Patient engagement in the next 5 years will be characterized by an explosion in new technology that will enable patients to stay connected in real time with all of their caregivers. Beyond e-mail, texting, and Skyping, I see high-fidelity telemedicine helping to shape patient engagement. I am excited about the work of Tom Delbanco 14 and his colleagues at Harvard Medical School, who demonstrated that sharing the medical record with patients not only helped providers to improve clinical outcomes but also gave them greater enthusiasm for their work.
I noted that the “retailization” of health insurance would demand total transparency and accountability of the health care system. I predicted that by 2020 we would see all physician-specific outcome measures that are more comprehensive than the Physician Quality Reporting System available online 24/7. I made note of the work of our colleague Tom Lee 15 at Press Ganey and some of the progress they have made toward physician-specific accountability for improved patient communication at the University of Utah and elsewhere. With complete transparency and accountability, we will create a true marketplace enabling the retail model to function.
I warned the audience that this was a provocative prediction, but I am confident that research from colleagues like Joe Kvedar 16 and others will help us see the pathway toward true transparency.
My final question was, “What do we need to do together to advance this field?”
First, I suggested that the audience do some background reading. Work from Sarah Varney in her lead article in the November 2014 Politico Magazine 17 and the dreadful inequalities of medical care in states like Mississippi; the entire November 2014 issue of the Harvard Business Review, focused on the internet of things; and finally the entire October 22/29, 2014 issue of JAMA, devoted to rising health care costs. Once one gets a grounding with these references, we can more clearly visualize the road ahead.

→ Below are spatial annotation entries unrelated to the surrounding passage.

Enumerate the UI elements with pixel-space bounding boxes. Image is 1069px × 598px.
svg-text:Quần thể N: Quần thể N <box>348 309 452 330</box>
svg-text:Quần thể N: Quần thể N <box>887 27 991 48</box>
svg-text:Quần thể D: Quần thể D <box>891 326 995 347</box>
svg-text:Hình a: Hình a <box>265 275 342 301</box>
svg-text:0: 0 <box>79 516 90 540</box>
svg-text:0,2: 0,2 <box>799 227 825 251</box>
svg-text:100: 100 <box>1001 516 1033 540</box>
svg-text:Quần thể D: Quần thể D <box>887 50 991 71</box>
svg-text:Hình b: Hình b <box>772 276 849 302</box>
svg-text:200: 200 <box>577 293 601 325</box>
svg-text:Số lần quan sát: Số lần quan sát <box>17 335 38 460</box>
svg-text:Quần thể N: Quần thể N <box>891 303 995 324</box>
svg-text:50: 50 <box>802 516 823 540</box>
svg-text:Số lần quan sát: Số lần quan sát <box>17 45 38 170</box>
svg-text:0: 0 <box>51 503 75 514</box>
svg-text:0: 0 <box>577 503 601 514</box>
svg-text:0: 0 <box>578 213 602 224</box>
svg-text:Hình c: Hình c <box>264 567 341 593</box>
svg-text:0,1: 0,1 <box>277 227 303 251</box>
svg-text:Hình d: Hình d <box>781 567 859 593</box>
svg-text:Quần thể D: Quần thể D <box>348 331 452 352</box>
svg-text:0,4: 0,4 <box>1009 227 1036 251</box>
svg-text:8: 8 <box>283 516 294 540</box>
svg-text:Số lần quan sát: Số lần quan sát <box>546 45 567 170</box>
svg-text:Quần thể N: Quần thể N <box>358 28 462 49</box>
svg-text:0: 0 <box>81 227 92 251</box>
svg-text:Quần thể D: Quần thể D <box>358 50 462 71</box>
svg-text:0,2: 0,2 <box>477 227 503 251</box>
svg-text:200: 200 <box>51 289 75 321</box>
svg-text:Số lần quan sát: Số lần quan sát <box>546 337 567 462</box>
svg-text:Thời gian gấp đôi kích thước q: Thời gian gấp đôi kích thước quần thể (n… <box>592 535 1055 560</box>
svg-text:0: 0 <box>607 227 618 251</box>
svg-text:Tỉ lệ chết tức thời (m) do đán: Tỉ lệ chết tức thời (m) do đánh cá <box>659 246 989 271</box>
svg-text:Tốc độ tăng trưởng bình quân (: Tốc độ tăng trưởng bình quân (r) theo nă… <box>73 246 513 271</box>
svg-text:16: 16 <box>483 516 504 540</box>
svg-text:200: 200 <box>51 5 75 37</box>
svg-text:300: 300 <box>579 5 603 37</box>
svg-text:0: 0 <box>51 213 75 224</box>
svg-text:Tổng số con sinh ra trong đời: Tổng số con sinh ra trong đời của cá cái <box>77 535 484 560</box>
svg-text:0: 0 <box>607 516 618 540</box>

I believe that this road will be characterized by engaging with other organizations, most especially the business community. I see groups like HERO, the National Business Coalition on Health, and even Sanofi Aventis (with their special emphasis on diabetes care), as partners in the work of the Population Health Alliance.

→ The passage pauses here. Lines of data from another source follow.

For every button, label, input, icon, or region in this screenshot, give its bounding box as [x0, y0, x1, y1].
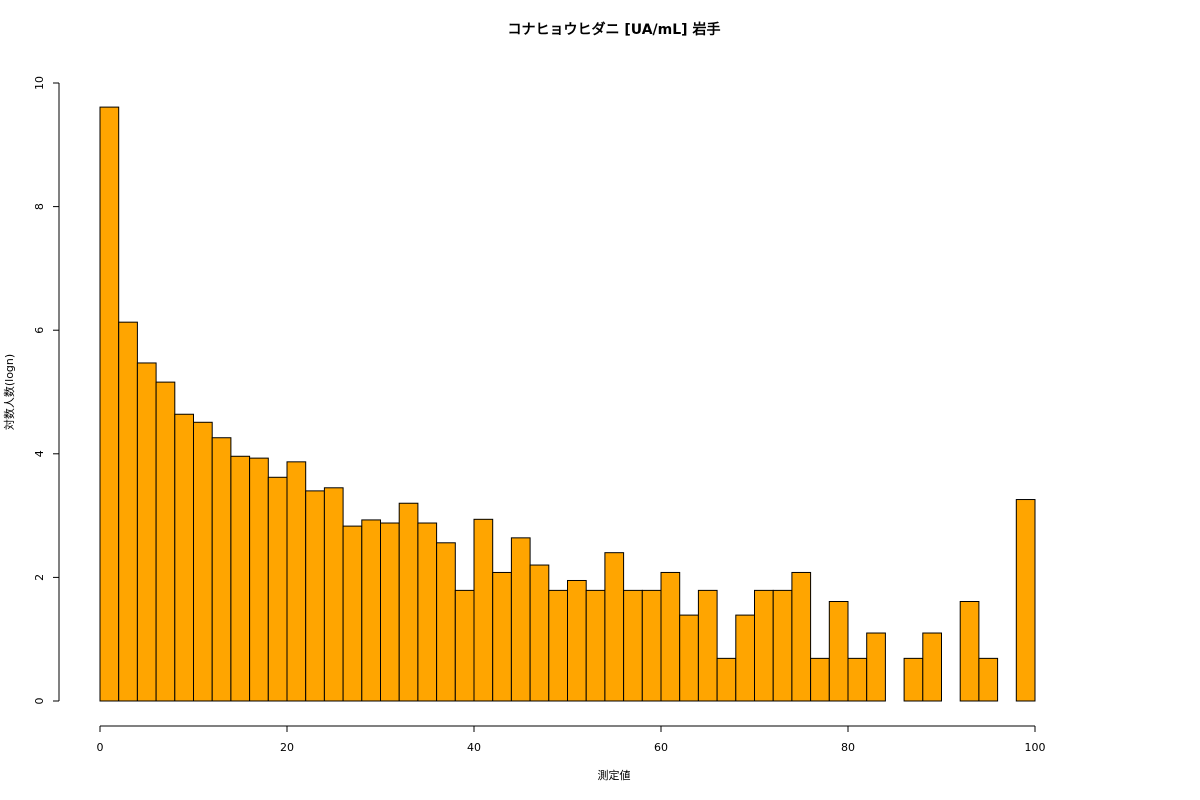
y-tick-label: 6 — [33, 327, 46, 334]
bar — [211, 437, 232, 702]
y-tick-label: 10 — [33, 76, 46, 90]
bar — [604, 552, 625, 702]
bar — [436, 542, 456, 702]
bar — [398, 502, 419, 702]
bar — [641, 589, 662, 702]
bar — [118, 321, 138, 702]
bar — [585, 589, 606, 702]
bar — [174, 413, 195, 702]
x-axis-label: 測定値 — [598, 768, 631, 782]
bar — [866, 632, 886, 702]
y-tick-label: 8 — [33, 203, 46, 210]
bar — [810, 657, 830, 702]
y-axis-label: 対数人数(logn) — [2, 354, 16, 430]
bar — [473, 518, 494, 702]
bar — [1015, 499, 1036, 702]
x-tick-label: 20 — [280, 741, 294, 754]
bar — [342, 525, 363, 702]
bar — [828, 601, 849, 702]
bar — [230, 455, 251, 702]
bar — [454, 589, 475, 702]
bar — [380, 522, 400, 702]
y-tick-label: 0 — [33, 698, 46, 705]
bar — [959, 601, 980, 702]
x-tick-label: 100 — [1025, 741, 1046, 754]
bar — [417, 522, 438, 702]
bar — [623, 589, 643, 702]
bar — [492, 571, 512, 702]
bar — [772, 589, 793, 702]
x-tick-label: 0 — [97, 741, 104, 754]
bar — [193, 421, 213, 702]
bar — [286, 461, 307, 702]
bar — [249, 457, 269, 702]
chart-title: コナヒョウヒダニ [UA/mL] 岩手 — [508, 21, 721, 38]
y-tick-label: 4 — [33, 450, 46, 457]
bar — [267, 476, 288, 702]
bar — [903, 657, 924, 702]
bar — [155, 381, 176, 702]
bar — [716, 657, 737, 702]
bar — [697, 589, 718, 702]
bar — [305, 490, 325, 702]
bar — [529, 564, 550, 702]
bar — [567, 579, 587, 702]
bar — [754, 589, 774, 702]
bar — [323, 487, 344, 702]
bar — [735, 614, 755, 702]
bar — [510, 537, 531, 702]
bar — [922, 632, 942, 702]
bar — [548, 589, 568, 702]
bar — [660, 571, 681, 702]
x-tick-label: 40 — [467, 741, 481, 754]
bar — [361, 519, 381, 702]
bar — [791, 571, 812, 702]
bar — [847, 657, 868, 702]
bar — [136, 362, 157, 702]
x-tick-label: 80 — [841, 741, 855, 754]
bar — [679, 614, 699, 702]
bar — [99, 106, 120, 702]
x-tick-label: 60 — [654, 741, 668, 754]
bar — [978, 657, 999, 702]
y-tick-label: 2 — [33, 574, 46, 581]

I asked the audience to join our school by submitting their work for consideration of publication in our journal, and I noted, once again, that solid research helps to “raise all boats” and disseminate progress in our field.

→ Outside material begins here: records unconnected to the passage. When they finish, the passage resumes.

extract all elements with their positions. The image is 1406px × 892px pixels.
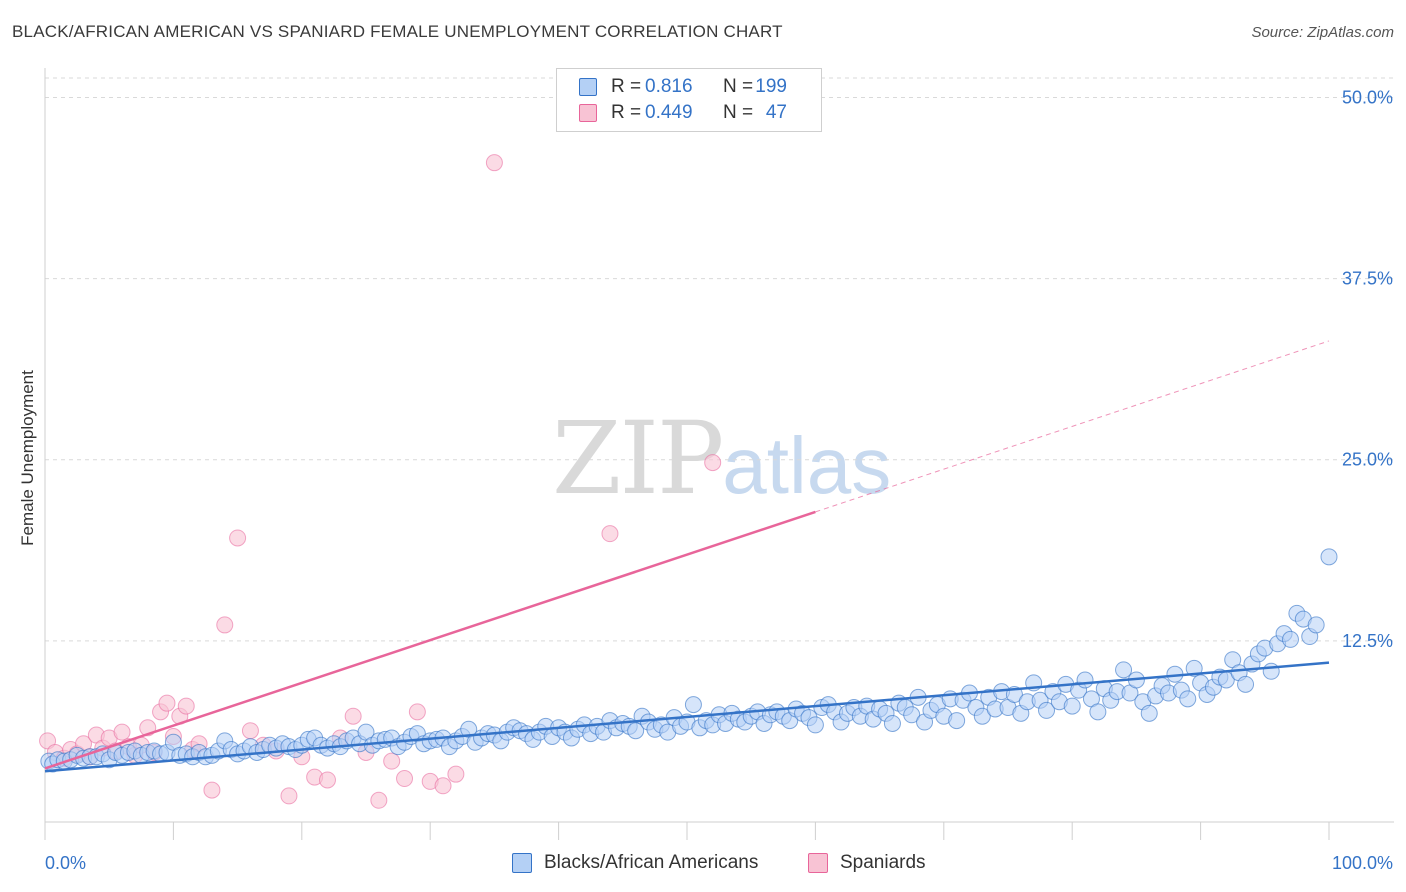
blue-swatch xyxy=(512,853,532,873)
watermark-atlas: atlas xyxy=(722,421,892,510)
black-point xyxy=(1038,701,1056,719)
source-label: Source: ZipAtlas.com xyxy=(1251,24,1394,41)
blue-swatch xyxy=(579,78,597,96)
legend-label-blacks: Blacks/African Americans xyxy=(544,852,759,873)
y-tick-label: 37.5% xyxy=(1342,269,1393,289)
spaniard-trend-extension xyxy=(815,340,1330,513)
y-tick-label: 50.0% xyxy=(1342,87,1393,107)
black-trend-line xyxy=(44,661,1330,773)
spaniard-point xyxy=(318,771,336,789)
black-point xyxy=(684,696,702,714)
legend-r-value: 0.449 xyxy=(645,102,693,123)
watermark: ZIPatlas xyxy=(552,400,891,517)
spaniard-point xyxy=(370,791,388,809)
x-tick-label: 100.0% xyxy=(1332,853,1393,873)
legend-label-spaniards: Spaniards xyxy=(840,852,926,873)
spaniard-trend-line xyxy=(44,510,816,770)
spaniard-point xyxy=(408,703,426,721)
legend-r-label: R = xyxy=(611,76,642,97)
black-point xyxy=(1281,630,1299,648)
black-point xyxy=(1237,675,1255,693)
spaniard-point xyxy=(241,722,259,740)
spaniard-point xyxy=(216,616,234,634)
spaniard-point xyxy=(280,787,298,805)
black-point xyxy=(627,722,645,740)
spaniard-point xyxy=(601,525,619,543)
spaniard-point xyxy=(158,694,176,712)
spaniard-point xyxy=(396,770,414,788)
stats-legend: R = 0.816 N = 199 R = 0.449 N = 47 xyxy=(556,68,822,132)
legend-n-label: N = xyxy=(723,102,754,123)
pink-swatch xyxy=(579,104,597,122)
legend-n-value: 47 xyxy=(765,102,787,123)
black-point xyxy=(1063,697,1081,715)
spaniard-point xyxy=(383,752,401,770)
legend-row-pink: R = 0.449 N = 47 xyxy=(579,101,787,125)
y-tick-label: 12.5% xyxy=(1342,631,1393,651)
legend-n-label: N = xyxy=(723,76,754,97)
black-point xyxy=(1262,662,1280,680)
black-point xyxy=(1179,690,1197,708)
spaniard-point xyxy=(113,723,131,741)
black-point xyxy=(903,706,921,724)
pink-swatch xyxy=(808,853,828,873)
spaniard-point xyxy=(229,529,247,547)
y-axis-label: Female Unemployment xyxy=(18,370,37,546)
legend-row-blue: R = 0.816 N = 199 xyxy=(579,75,787,99)
spaniard-point xyxy=(447,765,465,783)
black-point xyxy=(1307,616,1325,634)
black-point xyxy=(948,712,966,730)
legend-n-value: 199 xyxy=(755,76,787,97)
black-point xyxy=(1115,661,1133,679)
spaniard-point xyxy=(485,154,503,172)
black-point xyxy=(1076,671,1094,689)
legend-r-value: 0.816 xyxy=(645,76,693,97)
legend-item-spaniards: Spaniards xyxy=(808,852,926,874)
x-tick-label: 0.0% xyxy=(45,853,86,873)
chart-title: BLACK/AFRICAN AMERICAN VS SPANIARD FEMAL… xyxy=(12,22,783,41)
spaniard-point xyxy=(704,454,722,472)
watermark-zip: ZIP xyxy=(552,400,724,517)
y-tick-label: 25.0% xyxy=(1342,450,1393,470)
spaniard-point xyxy=(203,781,221,799)
spaniard-point xyxy=(434,777,452,795)
black-point xyxy=(883,714,901,732)
legend-r-label: R = xyxy=(611,102,642,123)
black-point xyxy=(1320,548,1338,566)
spaniard-point xyxy=(177,697,195,715)
spaniard-point xyxy=(344,707,362,725)
black-point xyxy=(973,707,991,725)
black-point xyxy=(806,716,824,734)
black-point xyxy=(1089,703,1107,721)
black-point xyxy=(1185,659,1203,677)
legend-item-blacks: Blacks/African Americans xyxy=(512,852,758,874)
black-point xyxy=(1140,704,1158,722)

I called for the continuation of our legacy of advocacy and wondered why the US government took so long to endorse a surgeon general 18 —one like Vivek Murthy who is committed to reducing violence from firearms. I thought social activism among physicians, led by persons like Michael Stillman 19 at the University of Louisville, is important as we return to our core professional roots.
I asked that additional organizations be brought “into the tent,” such as the Robert Wood Johnson Foundation, which has recently realigned all of its philanthropic efforts toward building a culture of health. Similarly, the Institute for Healthcare Improvement and their new effort to improve 100 million lives ought to be welcomed under the population health “tent.”
Finally, I highlighted a recent press release that was the culmination of nearly a year and a half of work between the Population Health Alliance and the Jefferson School of Population Health. We hope to promote the dissemination of educational offerings, joint exploration of possible external funding from grants, and the desire to expand the membership of the Population Health Alliance.
Based on feedback that I received both in person and online, my 7 questions stimulated the audience to think about our collective future. I hope that our readers will make a renewed commitment to the field of population health and join us at the journal to improve the well-being of our citizenry.
Footnotes
Author Disclosure Statement
Dr. Nash declared no conflicts of interest with respect to the research, authorship, and/or publication of this article. Dr. Nash received no financial support for this article.